Quick impact assessment on a leaked key

  1. Who owns it? (org, team, individual)
  2. What is its scope? (effective permissions)
  3. When was it created?
  4. When was it last used? From where?
  5. What data can it reach?
  6. Was it ever used from an unexpected IP / time / region?
  7. Are there persistence artefacts created under it?
  8. Has it been rotated?
  9. Who has been notified?
  10. What’s the post-mortem action to prevent recurrence?

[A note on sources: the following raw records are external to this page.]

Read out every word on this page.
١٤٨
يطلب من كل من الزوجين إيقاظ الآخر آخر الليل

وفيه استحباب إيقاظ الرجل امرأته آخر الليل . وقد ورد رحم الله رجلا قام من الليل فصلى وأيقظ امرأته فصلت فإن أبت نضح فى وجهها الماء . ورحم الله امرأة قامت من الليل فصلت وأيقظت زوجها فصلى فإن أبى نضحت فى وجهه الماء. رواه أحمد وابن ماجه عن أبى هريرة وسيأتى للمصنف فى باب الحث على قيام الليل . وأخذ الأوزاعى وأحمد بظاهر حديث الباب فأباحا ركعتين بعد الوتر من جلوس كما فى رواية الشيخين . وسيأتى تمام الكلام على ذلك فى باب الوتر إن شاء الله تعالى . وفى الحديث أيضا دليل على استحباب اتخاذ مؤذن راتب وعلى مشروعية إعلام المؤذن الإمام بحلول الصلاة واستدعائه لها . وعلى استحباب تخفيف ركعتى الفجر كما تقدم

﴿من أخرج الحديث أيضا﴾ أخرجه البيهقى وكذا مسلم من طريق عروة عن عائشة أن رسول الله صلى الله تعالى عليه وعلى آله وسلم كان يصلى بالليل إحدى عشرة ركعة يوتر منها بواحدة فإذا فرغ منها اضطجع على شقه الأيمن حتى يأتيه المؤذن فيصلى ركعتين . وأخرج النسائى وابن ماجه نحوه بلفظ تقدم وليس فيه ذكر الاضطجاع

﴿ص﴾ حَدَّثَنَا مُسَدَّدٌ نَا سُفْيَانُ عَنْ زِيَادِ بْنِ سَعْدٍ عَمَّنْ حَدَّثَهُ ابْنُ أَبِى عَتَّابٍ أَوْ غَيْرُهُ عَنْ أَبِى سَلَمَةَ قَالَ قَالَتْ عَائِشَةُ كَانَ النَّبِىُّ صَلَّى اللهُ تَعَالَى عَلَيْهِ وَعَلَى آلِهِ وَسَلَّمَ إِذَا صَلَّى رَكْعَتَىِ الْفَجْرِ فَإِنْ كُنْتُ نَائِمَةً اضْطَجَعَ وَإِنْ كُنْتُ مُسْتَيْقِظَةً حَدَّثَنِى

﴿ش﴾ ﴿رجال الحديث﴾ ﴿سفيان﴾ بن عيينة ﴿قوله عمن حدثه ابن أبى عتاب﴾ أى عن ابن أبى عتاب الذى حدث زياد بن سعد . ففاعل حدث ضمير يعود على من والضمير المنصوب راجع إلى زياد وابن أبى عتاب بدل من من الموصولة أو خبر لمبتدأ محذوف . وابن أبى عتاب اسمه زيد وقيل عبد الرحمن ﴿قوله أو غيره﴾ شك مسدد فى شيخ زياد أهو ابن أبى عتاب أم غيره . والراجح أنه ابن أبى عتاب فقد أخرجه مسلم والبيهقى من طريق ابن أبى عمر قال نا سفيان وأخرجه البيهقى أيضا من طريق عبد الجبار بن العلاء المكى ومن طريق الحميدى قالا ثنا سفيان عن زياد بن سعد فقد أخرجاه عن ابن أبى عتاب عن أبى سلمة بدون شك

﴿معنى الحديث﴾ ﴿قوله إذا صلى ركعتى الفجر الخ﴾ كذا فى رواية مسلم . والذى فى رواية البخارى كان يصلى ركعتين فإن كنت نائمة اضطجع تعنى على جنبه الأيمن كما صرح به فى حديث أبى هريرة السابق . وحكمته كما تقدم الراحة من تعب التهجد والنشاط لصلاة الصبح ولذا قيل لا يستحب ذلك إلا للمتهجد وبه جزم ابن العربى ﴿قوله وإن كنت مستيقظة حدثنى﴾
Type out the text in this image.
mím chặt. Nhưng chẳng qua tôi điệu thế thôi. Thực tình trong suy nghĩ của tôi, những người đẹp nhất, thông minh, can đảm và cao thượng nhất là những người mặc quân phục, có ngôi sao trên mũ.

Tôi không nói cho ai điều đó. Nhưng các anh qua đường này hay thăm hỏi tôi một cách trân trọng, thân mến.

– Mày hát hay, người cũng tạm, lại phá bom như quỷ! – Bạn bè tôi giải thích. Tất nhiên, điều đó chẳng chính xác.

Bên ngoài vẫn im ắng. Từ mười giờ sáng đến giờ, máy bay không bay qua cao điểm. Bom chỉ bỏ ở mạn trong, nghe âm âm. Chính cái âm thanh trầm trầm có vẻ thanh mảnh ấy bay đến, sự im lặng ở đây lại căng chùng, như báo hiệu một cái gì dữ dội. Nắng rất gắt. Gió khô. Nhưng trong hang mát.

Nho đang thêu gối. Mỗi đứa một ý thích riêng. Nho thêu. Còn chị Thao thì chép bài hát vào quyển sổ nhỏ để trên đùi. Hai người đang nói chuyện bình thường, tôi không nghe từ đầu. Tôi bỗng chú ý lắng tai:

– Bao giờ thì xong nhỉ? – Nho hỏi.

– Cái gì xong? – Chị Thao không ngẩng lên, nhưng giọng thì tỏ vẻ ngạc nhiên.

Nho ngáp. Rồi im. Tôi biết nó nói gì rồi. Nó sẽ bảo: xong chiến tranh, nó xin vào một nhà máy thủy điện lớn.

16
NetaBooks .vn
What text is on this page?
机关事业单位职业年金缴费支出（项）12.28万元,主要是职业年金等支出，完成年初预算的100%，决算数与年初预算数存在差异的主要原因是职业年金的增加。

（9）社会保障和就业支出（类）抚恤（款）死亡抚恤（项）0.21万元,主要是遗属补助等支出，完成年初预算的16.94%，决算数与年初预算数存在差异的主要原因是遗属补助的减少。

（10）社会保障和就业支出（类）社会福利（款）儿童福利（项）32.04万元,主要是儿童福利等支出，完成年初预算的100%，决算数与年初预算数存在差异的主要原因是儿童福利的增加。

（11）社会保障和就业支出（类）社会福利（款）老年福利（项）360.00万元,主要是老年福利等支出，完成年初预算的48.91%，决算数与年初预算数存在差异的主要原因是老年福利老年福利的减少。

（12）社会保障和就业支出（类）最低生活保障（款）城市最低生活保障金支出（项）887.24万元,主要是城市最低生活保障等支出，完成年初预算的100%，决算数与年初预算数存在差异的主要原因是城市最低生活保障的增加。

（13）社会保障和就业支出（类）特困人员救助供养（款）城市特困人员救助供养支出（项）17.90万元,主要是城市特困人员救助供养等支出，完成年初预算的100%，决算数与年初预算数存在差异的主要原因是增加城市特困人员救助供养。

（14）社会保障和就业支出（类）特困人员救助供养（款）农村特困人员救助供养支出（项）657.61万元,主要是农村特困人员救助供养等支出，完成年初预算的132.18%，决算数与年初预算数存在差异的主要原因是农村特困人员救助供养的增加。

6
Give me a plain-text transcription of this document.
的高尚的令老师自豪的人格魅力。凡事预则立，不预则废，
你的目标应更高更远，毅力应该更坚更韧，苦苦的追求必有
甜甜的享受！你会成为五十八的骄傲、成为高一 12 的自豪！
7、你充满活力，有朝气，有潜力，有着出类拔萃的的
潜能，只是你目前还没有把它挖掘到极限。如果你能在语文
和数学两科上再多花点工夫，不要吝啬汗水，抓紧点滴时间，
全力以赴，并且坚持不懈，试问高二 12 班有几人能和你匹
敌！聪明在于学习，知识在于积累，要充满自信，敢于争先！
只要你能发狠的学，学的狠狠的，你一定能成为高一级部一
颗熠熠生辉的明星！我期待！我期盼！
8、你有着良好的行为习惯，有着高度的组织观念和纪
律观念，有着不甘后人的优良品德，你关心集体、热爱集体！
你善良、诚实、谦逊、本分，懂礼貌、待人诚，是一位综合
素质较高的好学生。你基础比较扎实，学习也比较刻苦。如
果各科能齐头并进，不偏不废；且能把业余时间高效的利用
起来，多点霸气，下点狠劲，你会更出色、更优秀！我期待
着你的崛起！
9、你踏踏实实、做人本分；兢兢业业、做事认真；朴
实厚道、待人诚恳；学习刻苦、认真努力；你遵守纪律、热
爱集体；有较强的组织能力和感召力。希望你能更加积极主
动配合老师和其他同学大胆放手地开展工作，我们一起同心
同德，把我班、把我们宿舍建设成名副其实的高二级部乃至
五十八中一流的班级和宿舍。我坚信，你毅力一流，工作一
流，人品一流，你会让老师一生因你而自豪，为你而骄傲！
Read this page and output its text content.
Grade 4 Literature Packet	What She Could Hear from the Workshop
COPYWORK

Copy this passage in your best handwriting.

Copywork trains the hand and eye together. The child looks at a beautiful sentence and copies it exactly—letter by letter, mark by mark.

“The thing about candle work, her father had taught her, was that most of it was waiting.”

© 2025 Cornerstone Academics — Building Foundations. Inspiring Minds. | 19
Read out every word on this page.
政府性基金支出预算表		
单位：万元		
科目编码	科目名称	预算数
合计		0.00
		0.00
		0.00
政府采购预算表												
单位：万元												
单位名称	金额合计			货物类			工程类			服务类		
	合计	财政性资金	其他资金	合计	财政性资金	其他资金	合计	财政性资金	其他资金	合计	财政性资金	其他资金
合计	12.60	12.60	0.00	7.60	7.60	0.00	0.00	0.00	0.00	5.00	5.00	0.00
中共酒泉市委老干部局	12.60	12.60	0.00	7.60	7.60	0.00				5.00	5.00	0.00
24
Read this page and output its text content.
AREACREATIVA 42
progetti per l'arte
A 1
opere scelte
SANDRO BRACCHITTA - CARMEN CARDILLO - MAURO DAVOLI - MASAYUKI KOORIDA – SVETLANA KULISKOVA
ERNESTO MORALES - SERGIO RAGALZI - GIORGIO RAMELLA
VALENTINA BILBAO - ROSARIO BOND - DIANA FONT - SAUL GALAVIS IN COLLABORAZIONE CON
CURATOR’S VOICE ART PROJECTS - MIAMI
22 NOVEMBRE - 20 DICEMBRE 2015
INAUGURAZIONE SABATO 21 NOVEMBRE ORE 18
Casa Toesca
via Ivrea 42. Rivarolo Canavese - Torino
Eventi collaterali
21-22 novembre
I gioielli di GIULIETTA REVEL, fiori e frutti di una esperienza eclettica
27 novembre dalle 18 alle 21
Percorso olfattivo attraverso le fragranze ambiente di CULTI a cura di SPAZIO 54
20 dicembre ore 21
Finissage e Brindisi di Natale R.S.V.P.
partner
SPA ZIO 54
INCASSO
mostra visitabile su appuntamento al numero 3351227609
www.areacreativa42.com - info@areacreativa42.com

File patterns that frequently leak secrets

.env  .env.local  .env.production  .env.backup
config.json  config.yml  settings.py  local.settings.json
application.properties  application.yml
docker-compose.yml  docker-compose.override.yml
kubeconfig  .kube/config
.aws/credentials  .aws/config
credentials.json  service-account.json  sa.json
id_rsa  id_ed25519  *.pem  *.key  *.pfx  *.p12  *.jks
.npmrc  .pypirc  .gem/credentials
wp-config.php  parameters.yml
terraform.tfstate  *.tfvars
.git-credentials  .netrc
.mcp.json  claude_desktop_config.json
*.sql  *.dump  *.bak

Red flags in code review

  • String API_KEY = "..." with a long alphanumeric literal
  • os.environ.get("KEY", "default-fallback-with-real-value")
  • requests.get(url, headers={"Authorization": "Bearer ..."}) with hardcoded bearer
  • curl -H "X-API-Key: ..." in shell scripts
  • git log --all -p | grep -i "password\|secret\|api_key" returning hits
  • Deleted lines removing a key without a rotation commit
  • .env.example files that contain real values (“for testing”)
  • Comments like // TODO: remove before commit
  • Long base64 or hex strings next to keywords like key, token, secret

Mental model

Every secret has a half-life. A key in your vault, scoped tight, rotated weekly, and monitored = long half-life. A key in git, on Docker Hub, in a public gist, or in a mobile binary = zero half-life, already compromised, must be rotated now.

Detection is not remediation. 64% of secrets leaked in 2022 are still valid in 2026. The rotation you don’t do is the breach you will have.

If a scanner finds it, an attacker already found it.


Compiled from 30 research articles under ~/Documents/obsidian/chs/raw/Secrets/ covering GitGuardian State of Secrets Sprawl 2025 & 2026, OWASP Secrets Management Cheat Sheet, TruffleHog & Gitleaks documentation, Wiz Forbes AI 50 research, Truffle Security’s “oops commits” analysis, the CERT-EU Trivy/European Commission breach advisory, Shai-Hulud 2 and LiteLLM supply chain post-mortems, AI-era hardcoded-secrets research, and practitioner commentary on secret scanning tooling and vaults. Defensive security reference material.